Martin Kutschker schrieb:
> Martin Kutschker schrieb:
>> Martin Kutschker schrieb:
>>> Oliver Hader schrieb:
>>>> Hi Masi,
>>>>
>>>>> I know that the patch is in but yet a -1 from me. Why? Because the patch sneaks in a new feature of
>>>>> t3lib_db. This should have been a separate RFC. The reason is that the new feature
>>>>> DELETEmultipleTablesQuery() isn't DBAL save.
>>>>>
>>>>> This surprises me as I have attached many notes in the bug tracker concerning other database
>>>>> systems.  I suggest to use two different WHERE clauses: one for the JOIN and one for WHERE clause.
>>>> Yes, that's the information I pointed out in the "Notes:" section of
>>>> this RFC. There is no overall solution for all DMBS right know and I
>>>> discussed this also in private with Xavier as DBAL team leader.
>>> Oh. To me the conclusio (of my own research) was, that having such a feature is possible, but it
>>> must be implemented differently for all database systems.
>>>
>>>
>>>> Your example would only delete elements from one table.
>>> Ouch. I thought that the point was the join, not the deleting from multiple tables at once. Mysql
>>> offers both options, but I haven't checked properly for both options.

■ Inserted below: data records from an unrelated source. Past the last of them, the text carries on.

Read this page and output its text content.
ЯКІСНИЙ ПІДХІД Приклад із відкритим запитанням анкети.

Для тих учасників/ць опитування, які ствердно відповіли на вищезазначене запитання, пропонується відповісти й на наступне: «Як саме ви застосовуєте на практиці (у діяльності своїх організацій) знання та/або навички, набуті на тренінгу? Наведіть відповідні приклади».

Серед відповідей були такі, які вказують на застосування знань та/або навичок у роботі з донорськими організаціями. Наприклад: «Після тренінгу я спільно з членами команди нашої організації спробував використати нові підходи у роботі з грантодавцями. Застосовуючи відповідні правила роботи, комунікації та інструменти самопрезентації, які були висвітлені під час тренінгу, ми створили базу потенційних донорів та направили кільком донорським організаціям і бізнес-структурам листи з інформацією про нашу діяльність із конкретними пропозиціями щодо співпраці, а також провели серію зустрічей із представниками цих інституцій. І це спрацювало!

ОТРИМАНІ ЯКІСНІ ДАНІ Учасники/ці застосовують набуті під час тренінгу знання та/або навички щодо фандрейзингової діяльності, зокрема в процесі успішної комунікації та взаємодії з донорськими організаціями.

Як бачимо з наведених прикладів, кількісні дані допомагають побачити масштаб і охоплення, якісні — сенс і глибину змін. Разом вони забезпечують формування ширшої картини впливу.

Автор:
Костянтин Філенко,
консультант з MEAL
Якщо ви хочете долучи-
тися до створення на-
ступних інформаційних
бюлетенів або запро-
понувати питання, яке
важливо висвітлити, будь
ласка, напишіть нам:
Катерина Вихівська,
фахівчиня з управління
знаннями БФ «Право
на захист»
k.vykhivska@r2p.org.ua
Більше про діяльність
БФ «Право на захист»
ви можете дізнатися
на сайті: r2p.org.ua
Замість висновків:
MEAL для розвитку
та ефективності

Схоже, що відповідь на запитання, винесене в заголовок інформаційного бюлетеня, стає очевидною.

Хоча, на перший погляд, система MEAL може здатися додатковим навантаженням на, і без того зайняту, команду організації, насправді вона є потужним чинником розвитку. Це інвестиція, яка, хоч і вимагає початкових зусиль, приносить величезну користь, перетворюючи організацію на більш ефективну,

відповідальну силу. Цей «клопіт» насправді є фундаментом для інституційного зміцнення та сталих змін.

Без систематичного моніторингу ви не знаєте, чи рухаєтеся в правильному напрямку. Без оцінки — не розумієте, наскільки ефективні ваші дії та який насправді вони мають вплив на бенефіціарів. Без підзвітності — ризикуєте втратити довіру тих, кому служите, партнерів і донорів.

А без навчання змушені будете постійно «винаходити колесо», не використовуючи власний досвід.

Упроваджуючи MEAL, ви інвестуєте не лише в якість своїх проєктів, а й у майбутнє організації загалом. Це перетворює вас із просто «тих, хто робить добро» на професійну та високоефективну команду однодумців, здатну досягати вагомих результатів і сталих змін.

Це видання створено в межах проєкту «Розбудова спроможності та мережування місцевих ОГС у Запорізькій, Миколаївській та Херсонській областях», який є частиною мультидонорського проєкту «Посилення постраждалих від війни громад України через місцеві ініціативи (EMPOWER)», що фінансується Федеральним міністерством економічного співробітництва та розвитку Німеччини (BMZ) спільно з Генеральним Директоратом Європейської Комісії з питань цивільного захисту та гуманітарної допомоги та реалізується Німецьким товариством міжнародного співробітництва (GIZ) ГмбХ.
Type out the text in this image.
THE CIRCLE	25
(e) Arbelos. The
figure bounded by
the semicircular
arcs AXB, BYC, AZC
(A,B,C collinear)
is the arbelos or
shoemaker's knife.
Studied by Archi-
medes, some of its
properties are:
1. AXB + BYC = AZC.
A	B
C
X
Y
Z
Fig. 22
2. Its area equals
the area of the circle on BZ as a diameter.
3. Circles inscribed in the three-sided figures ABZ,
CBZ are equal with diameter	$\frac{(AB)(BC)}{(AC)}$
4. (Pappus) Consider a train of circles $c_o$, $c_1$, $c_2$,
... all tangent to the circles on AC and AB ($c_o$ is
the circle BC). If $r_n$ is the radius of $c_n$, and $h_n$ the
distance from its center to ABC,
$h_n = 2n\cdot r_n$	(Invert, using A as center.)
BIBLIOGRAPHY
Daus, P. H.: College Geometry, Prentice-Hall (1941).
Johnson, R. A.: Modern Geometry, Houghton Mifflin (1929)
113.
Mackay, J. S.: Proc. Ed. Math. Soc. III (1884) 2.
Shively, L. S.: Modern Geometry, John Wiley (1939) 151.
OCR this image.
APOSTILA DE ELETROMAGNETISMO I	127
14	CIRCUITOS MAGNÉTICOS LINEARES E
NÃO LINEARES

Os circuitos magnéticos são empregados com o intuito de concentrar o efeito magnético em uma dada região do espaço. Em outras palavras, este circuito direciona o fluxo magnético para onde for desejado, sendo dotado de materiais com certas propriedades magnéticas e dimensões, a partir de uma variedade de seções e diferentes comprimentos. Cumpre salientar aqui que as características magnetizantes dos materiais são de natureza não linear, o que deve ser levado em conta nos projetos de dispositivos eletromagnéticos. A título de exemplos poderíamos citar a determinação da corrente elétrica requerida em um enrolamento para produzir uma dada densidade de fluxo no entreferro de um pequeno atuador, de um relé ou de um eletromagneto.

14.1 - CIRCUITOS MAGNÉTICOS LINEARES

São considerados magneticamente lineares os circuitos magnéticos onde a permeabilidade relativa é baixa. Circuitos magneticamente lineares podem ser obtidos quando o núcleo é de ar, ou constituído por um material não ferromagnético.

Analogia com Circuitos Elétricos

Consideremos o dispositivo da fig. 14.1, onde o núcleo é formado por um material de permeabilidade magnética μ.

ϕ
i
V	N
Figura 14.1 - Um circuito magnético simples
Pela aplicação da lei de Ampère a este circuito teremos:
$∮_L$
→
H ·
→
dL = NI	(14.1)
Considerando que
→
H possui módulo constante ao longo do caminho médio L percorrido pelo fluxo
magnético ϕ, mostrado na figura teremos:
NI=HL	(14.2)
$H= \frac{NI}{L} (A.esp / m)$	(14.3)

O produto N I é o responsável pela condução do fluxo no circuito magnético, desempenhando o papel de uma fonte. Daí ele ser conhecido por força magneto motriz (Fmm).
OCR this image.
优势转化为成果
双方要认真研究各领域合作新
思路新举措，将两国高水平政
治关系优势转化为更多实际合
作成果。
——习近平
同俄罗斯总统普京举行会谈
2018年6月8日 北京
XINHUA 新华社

I'll reinvestigate that matter.
>> After re-reading the docs for Mysql, PostgreSQL and SQL server I find that these three databases
>> support THIS syntax:
>>
>> DELETE
>>   [FROM] tbl_name
>>   USING|FROM table_references
>>   WHERE where_condition
>>
>> Note: Mysql and Posgresql use USING, whereas SQL server uses a second FROM. The "table_references"
>> can be anything that is found in the FROM clause of a SELECT statement.
>>
>> Unfortunately this syntax deletes only from one table. Neither PostgreSQL nor SQL server allow
>> multi-tables in the (first) FROM. The USING (second FROM) is only used for a join.
> 
> After studying the cache framework code I see that it a) deletes only from two tables and b) the
> WHERE clause operates only one of of the two tables (except for the join).
> 
> So for Mysql the statement looks like this:
> 
> DELETE table1, table2
>   FROM table1 JOIN table2 ON (table1.id=table2.id)
>   WHERE table1.column1=value
> 
> PostgreSQL has a RETURNING clause, so it could be written like that:
> 
> DELETE FROM table2
>   WHERE id IN
>    (DELETE FROM table1 USING table1 JOIN table2 ON (table1.id=table2.id)
>     WHERE table1.column1=value RETURNING table1.id)
> 
> For the SQL Server (and Oracle) I haven't found a way to get the job done in a single (nested)
> statement. So have to use two statements:
> 
> DELETE FROM table2
>  WHERE id IN
>   (SELECT table1.id
>    FROM table1 JOIN table2 ON (table1.id=table2.id)
>    WHERE table1.column1=value)
> DELETE FROM table1
>  WHERE table1.column1=value

If both tables have a key (which they do for our use cases) then on Oracle this might work:

DELETE FROM
 (SELECT table1.id, table2.id
   FROM table1 JOIN table2 ON (table1.id=table2.id)
   WHERE table1.column1=value)

Maybe DELETEmultipleTablesQuery() won't fly, but there is a chance for DELETEqueryTwoTables().